#Antichi ricordi | 30/09/2016

Cosa si mangiava negli anni Cinquanta e Sessanta

Prendo ad esempio Miglieglia, dove per 250 abitanti c'erano quattro piccoli negozi che vendevano derrate alimentari di consumo quotidiano, un panettiere che serviva parecchi villaggi e tre osterie. Il camion della Migros passava una volta la settimana, così come il fruttivendolo. D'estate veniva saltuariamente in paese il pescivendolo. Per l'alto Malcantone c'era un solo macellaio, a Novaggio, che durante la settimana raccoglieva le comande e il sabato faceva le consegne della carne destinata al pranzo domenicale. Quasi tutte le famiglie avevano orto e campi, dove si coltivavano il granoturco, le patate, la segale... Le mucche e le capre davano latte a sufficienza per la popolazione, burro e formaggini. Galline e conigli rappresentavano un contributo alimentare importante. Cibi con conservanti a lunga durata non esistevano, quasi nessuno possedeva infatti il frigo o il congelatore. Di regola, per colazione c'erano caffelatte, pane, burro e marmellata. A mezzogiorno e sera, minestrone, pasta o riso in tutte le varianti. Venerdì di magro e digiuno: tonno (venduto sciolto nelle botteghine), raramente pesce fresco; d'inverno il merluzzo. I prodotti dell'orto la facevano da padroni: durante la stagione estiva fagiolini, pomodori e insalate erano il complemento quotidiano del pranzo povero. Il minestrone o la minestra di zucca venivano cucinati in quantità industriali: si mangiavano per dieci giorni di seguito. E l'effetto dirompente sull'intestino colorava per le urgenze i campi e i prati... Durante i mesi di ottobre, novembre e dicembre la cena sovente consisteva in castagne bollite e latte (magari con panna). Mia mamma aveva fatto credere a mia sorella quattordicenne che era una dieta dimagrante… E difatti mia sorella non è ingrassata! Un discorso a parte merita la polenta. Mio padre diceva: «Ungiorno polenta e latte e il giorno dopo, per cambiare, latte e polenta». Accompagnava praticamente tutto: carne, formaggio, uova. Una leccornia con formaggio grattugiato e burro fuso. La cottura era regolata da ferree leggi: minimo un'ora sul fuoco, sempre rimestando, solo acqua e sale, pochissimo latte o burro a fine cottura.
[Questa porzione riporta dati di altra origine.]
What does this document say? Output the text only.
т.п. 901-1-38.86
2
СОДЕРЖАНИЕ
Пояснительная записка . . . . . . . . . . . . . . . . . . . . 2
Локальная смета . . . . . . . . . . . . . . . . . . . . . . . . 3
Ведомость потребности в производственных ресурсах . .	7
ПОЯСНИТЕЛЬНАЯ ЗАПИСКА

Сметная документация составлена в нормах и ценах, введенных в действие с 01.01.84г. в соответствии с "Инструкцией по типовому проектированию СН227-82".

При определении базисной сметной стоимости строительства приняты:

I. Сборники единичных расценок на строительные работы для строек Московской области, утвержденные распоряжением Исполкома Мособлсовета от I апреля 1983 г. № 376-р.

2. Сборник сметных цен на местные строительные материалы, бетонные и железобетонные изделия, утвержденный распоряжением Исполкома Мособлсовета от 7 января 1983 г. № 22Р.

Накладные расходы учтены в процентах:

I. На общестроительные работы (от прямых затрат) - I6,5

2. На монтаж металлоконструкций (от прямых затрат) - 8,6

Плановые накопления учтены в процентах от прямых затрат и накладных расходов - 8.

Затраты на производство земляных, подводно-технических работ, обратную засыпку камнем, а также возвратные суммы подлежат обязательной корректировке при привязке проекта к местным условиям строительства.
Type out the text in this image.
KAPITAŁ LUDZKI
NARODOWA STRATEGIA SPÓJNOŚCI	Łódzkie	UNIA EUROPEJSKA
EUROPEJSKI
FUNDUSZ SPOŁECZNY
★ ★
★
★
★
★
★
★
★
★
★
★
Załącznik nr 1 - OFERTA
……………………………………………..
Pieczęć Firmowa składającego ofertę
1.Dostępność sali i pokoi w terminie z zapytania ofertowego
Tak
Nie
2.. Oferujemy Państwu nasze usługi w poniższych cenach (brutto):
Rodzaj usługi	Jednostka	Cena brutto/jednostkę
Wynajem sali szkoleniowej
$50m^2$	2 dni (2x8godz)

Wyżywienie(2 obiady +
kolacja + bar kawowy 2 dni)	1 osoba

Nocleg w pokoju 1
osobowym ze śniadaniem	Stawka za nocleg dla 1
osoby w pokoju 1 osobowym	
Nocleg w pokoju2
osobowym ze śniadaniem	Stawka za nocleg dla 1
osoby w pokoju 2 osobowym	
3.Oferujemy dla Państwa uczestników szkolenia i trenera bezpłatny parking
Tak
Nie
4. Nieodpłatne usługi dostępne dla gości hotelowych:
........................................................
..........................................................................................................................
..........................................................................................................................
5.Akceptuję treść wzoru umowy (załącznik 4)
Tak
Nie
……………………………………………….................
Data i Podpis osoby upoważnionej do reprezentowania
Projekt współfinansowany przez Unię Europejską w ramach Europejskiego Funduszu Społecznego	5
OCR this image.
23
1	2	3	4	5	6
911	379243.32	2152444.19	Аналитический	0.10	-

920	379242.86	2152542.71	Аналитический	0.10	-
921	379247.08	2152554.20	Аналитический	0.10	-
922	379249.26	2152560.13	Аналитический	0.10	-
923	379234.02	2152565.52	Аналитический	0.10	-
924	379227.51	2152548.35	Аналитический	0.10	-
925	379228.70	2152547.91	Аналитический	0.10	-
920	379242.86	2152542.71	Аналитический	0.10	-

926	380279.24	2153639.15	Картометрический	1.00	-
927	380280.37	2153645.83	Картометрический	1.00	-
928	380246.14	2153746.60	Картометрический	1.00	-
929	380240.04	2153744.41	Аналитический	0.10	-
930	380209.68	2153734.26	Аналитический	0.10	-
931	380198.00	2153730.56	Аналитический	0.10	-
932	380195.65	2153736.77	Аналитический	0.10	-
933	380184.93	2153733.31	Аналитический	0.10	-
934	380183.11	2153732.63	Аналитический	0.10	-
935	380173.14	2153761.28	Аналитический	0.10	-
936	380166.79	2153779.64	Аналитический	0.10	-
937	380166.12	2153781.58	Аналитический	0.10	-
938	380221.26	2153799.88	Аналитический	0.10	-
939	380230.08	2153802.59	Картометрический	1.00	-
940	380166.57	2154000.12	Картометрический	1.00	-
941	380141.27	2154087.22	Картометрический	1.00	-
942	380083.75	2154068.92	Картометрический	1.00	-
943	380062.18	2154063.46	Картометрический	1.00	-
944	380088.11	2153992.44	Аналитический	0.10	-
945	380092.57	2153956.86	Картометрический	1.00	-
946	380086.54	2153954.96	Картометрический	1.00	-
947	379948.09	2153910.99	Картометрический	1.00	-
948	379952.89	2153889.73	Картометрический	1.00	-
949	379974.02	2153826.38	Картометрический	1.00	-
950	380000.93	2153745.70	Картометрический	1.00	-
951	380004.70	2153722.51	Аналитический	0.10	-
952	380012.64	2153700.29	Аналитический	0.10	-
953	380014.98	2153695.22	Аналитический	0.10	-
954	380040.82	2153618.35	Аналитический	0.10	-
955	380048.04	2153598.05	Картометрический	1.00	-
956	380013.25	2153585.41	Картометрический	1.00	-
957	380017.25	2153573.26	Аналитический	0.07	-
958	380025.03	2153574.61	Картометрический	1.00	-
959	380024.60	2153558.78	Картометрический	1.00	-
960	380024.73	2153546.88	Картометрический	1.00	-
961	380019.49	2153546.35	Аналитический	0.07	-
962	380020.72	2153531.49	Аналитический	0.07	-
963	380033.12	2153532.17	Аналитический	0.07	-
Anche la mazza casalinga del maiale era d'uso: salami, luganighe, mortadelle integravano magnificamente la monotonia dei menu, grazie a una conservazione in cantine fresche e arieggiate. Ora nelle mense scolastiche c'è il nutrizionista che calcola le calorie e la varietà dei pasti. Il menu per gli allievi dei paesi negli anni '50 si componeva per tre giorni di minestrone e un giorno di pasta con salsa di pomodoro concentrata. Poi si comprava alla bottega una fetta di pane e un cioccolatino per 25 centesimi. La frutta fresca era assicurata da giugno (ciliegie) a novembre (cachi e mele tardive). Gli alberi da frutto erano di tutti, bastava non calpestare l'erba! I contadini facevano finta di sgridarci, ma sapevano che noi compivamo il rito del «rubare le ciliegie» che loro stessi avevano praticato in gioventù. Le mele venivano conservate su reticoli con la paglia e si mantenevano fino a primavera. Con l'uva si faceva un vino nostrano il cui gusto aspro non dava fastidio ai coltivatori. Dopo aver fatto vino e grappa, su quello che restava si versava dell'acqua e un po' di zucchero: ne risultava una bevanda rosa chiaro, che chiamavano «nostranello », ma di uva non sapeva proprio! Una bevanda estiva casalinga era costituita da acqua, zucchero, limone e foglie di salvia, il tutto macerato al sole per alcuni giorni: fermentava e si formavano le bollicine. Gustosissima! Con le noci si faceva l'olio (adoperato anche quale crema abbronzante dalle nostre mamme) e si potevano mangiare in quantità ridotte. Si usava dire: «Pan e nöss mangiaa da spuss, nöss e pan mangiaa da can», nel senso di mangiare molto pane e poche noci. Altra raccomandazione dei nonni al proposito: «Nin (bambino), mangia mia tropp nöss se no ta vegn ur lumin ar cüu». In effetti l'olio di noci serviva anche da combustibile per le lampade. Non va dimenticato ciò che si trovava in natura: mirtilli, fragoline di bosco, funghi e il formentino, che cresceva spontaneo nei campi. Per non parlare della selvaggina, cacciata non sempre secondo le regole della convivenza tra specie, e la pesca nei fiumi.